Fall of ‘53
The fall of ‘53 was grim.
The colors changed but were lost on a child with red-green color blindness. The slate gray sky reflected trifling rays toward vacant trees, the remaining leaves falling like tears, softly, upon the damp ground.
The first half of the fourth grade in Baltimore felt hazy and dim. There was a boy named Isadore, a girl named Sally. Sex was beginning to be discussed and he got the impression intercourse was enacted somehow through the rear end, a thought that persisted for some years. His father introduced him to spitballs, which lead to a meeting with the principle.
Visits to an old house miles away in a rural community were sprinkles throughout the fall months. Inside, an ancient deep sink was littered with cigarette butts and stains. A tall Holly tree, supposedly the highest in the region, was a prominent feature. For years after the move dodging barefoot the sharp needles on the leaves became a summer habit. It was a shabby white three story dwelling with clogged toilets and well water which often ran dry. The realtor was a fat man named Pumphrey, who had a mean dog named Spunky. There was a sand circular driveway, a large wagon wheel sitting astride the huge oak in the middle. The thought of living there conjured dread.

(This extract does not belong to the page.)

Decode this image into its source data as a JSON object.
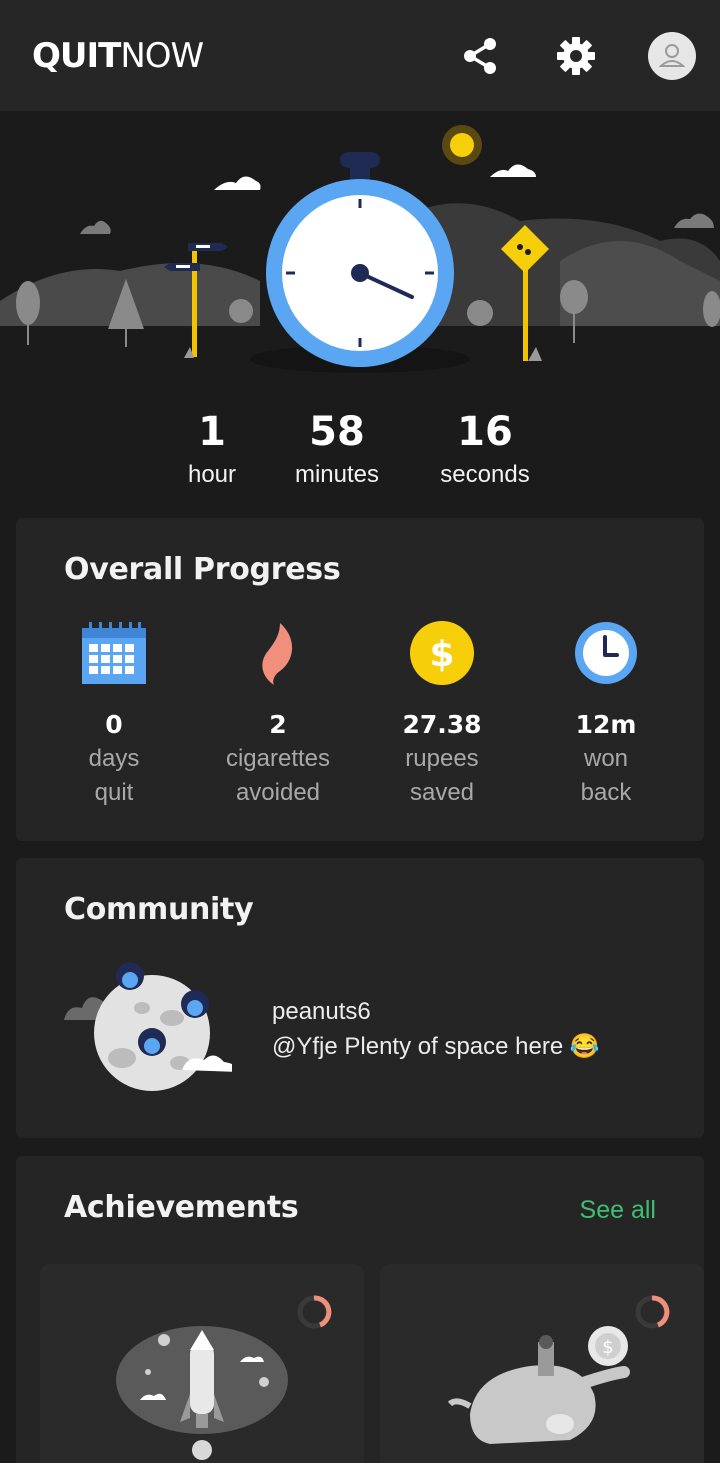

The move came in mid winter. An abundance of snow ravished the area. It covered the dirt road that rounded the circle they lived on, a white sprawl that stretched all the way to Benfield road a 1/4 mile away. Milhausen’s bar, a tavern he would know well many years to come, was on the corner of Benfield and the dirt road. Red licorice sold there for a penny a stick.

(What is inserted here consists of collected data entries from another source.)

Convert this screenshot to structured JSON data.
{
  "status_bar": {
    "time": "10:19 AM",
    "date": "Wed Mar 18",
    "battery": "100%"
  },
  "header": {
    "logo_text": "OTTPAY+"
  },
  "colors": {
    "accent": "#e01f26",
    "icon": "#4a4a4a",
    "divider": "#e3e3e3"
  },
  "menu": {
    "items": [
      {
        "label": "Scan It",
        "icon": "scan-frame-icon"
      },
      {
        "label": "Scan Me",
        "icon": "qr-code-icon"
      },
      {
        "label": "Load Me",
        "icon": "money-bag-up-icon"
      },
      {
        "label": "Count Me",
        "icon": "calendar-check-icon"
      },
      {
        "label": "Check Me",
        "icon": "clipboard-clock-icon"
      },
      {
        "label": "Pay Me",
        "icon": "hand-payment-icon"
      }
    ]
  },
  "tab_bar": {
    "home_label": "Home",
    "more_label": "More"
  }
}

Every weekday his parents went out early morning and came back in the evening. They never told him where they went and he never asked. So many days went by like that that the boy throught maybe they’d never send him back to school. He sat in fear, forlorn, too scared to be sullen, by the living room window looking at the swirling snow obscuring the road. One day they might not come back he thought over and over.